Die Messe verstehe sich dabei als „Gegenentwurf zur Echokammer“ – und will den Dialog unter anderem mit einem selbst kuratierten Debattenprogramm im erstmals seit 2019 wieder aufgebauten „Frankfurt Pavilion“, der zeltartigen Holzkonstrunktion auf der Agora, befördern. Geplant sind Veranstaltungen zum Ukraine-Krieg, aber auch zur Lage im Iran oder der Klimakrise. Gleichzeitig gibt die Messe ukrainischen Verlagen und Autoren die Gelegenheit, sich in Halle 4 mit einem fast 100 Quadratmeter großen gemeinsamen Länderstand zu präsentieren, lässt aber auch russische Oppositionelle zu Wort kommen. Für Donnerstag ist zudem die Video-Liveübertragung einer Rede des ukrainischen Präsidenten Wolodymyr Selenskyj geplant.

„Die Buchmesse war schon immer mehr als der weltweit größte Marktplatz für Bücher und Geschichten“, betont auch Karin Schmidt-Friderichs, Verlegerin des Mainzer Verlags Herrmann Schmidt und seit drei Jahren Vorsteherin des Börsenvereins des Deutschen Buchhandels.

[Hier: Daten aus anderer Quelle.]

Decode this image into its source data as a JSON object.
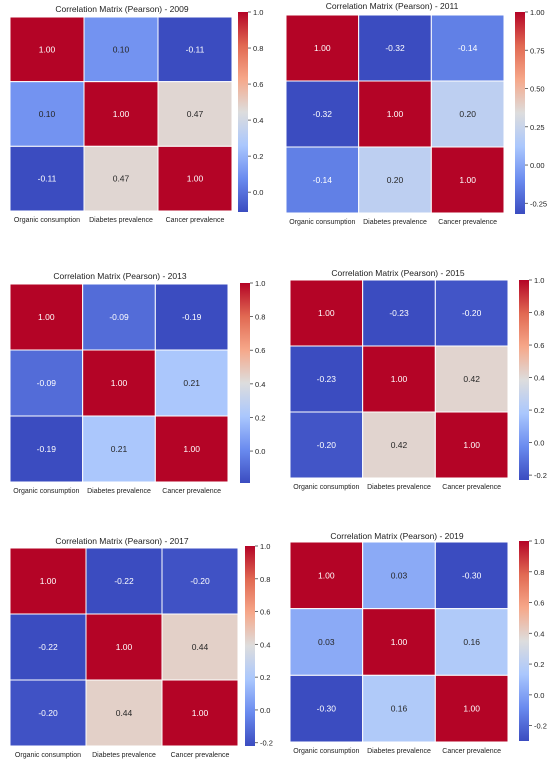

Sie stehe, wie auch die gesamte Buchbranche an sich, für „einen Ort des Miteinanders, der Verständigung, der Verantwortung für die Gesellschaft und für Bildung“. Bücher brächten „eine Denktiefe in die Gesellschaft hinein, die ihr zwischen Clickbait und Shitstorms verloren zu gehen droht“.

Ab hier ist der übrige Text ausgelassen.